Maybe your Autocruise also has a Sargent unit, Visit sargentshop.co.uk for info or maybe the helpful man from Sargent will read your post

regards
mickyloo


----------



## drcotts (Feb 23, 2006)

Hello fellow startail owner

I think..but am not sure that theres a connection plug in the TV cabinet over the fridge. This is a conveinient point for the wiring which of course will come through the roof.
I had a my solar panel fitted but didnt use this feature and had it connected straight to the battery which you can of course do and the wiring can be run into the same cabinet and down the back of the fridge and across the entrance step via the alum running strip thats across the floor - and into the battery box so its not that difficult. You will lose the feature of charging the van battery when the leisure is full but thats all. you will still be able to monitor the state of both batteries via the panel. 

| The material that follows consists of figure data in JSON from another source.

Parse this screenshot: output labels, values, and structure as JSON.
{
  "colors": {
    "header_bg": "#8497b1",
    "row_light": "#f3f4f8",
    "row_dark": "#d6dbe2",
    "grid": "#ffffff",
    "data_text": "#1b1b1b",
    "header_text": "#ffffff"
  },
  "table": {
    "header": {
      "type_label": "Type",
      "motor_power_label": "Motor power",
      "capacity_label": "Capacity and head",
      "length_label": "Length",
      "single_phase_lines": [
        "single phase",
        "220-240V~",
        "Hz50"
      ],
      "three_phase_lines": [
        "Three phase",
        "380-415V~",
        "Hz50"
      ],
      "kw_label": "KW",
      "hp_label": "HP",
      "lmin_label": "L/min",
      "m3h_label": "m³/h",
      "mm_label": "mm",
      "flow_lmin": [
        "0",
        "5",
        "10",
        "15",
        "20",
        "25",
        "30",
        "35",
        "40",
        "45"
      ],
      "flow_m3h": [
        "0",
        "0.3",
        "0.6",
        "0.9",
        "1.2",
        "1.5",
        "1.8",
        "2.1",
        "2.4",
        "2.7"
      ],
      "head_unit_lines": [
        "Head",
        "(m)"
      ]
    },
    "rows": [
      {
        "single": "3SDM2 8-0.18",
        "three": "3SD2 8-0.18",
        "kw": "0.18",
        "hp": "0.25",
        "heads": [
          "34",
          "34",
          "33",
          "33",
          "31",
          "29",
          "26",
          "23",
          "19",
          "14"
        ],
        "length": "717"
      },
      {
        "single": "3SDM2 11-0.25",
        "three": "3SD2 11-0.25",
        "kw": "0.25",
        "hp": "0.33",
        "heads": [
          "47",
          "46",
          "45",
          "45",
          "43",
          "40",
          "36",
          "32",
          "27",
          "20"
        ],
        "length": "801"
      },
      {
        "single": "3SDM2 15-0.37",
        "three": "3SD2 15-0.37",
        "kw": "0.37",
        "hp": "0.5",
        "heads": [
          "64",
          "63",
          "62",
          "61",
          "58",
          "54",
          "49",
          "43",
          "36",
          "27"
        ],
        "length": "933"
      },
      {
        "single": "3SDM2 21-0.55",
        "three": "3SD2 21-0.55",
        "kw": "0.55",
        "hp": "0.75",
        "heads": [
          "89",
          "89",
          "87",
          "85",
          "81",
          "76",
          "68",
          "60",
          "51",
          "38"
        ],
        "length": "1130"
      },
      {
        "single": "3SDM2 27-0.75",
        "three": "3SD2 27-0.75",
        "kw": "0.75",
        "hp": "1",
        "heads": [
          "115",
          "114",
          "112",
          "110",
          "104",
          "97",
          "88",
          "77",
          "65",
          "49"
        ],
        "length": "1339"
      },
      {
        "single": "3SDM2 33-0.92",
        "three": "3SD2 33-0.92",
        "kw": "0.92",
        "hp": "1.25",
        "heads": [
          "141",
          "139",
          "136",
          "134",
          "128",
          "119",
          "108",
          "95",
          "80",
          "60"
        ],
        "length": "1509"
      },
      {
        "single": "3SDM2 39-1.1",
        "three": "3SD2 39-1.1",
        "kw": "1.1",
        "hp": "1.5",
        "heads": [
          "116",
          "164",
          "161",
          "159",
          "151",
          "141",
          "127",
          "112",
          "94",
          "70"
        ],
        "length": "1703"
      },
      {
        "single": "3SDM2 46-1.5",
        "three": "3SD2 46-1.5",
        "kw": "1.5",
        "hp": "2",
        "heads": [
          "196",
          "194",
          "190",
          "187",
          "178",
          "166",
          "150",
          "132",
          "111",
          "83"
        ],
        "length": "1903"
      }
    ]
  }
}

If you contact autocruise they should tell you where the plug is for certain as most dealers ...i say most not all dont know where it is either. An AC dealer fitted mine..

Good luck with the ST 

Phill


----------



## GerryD (Sep 20, 2007)

If it is a new Startrail, which is based on the Swift Sundance, there is a lead possibly hidden behind a removable panel in the corner of the cupboard where the main power unit is. The lead terminates in a small 2pin connection.
Gerry


----------



## tomnjune (May 1, 2005)

hi

thanks for replies, going into van to investigate further, checking cupboard above fridge first, there is wiring in there, but sure nothing was terminating in block connector,as stated in handbook.

it is a sargent unit, if i cant find, i will give them a call, or go the way of drcotts and wire to leisure batt.

thanks again.

tomnjune


----------



## Techno100 (May 8, 2010)

may need one of these?
http://www.ebay.co.uk/itm/230583080...AX:IT&_trksid=p3984.m1423.l2649#ht_3468wt_910


----------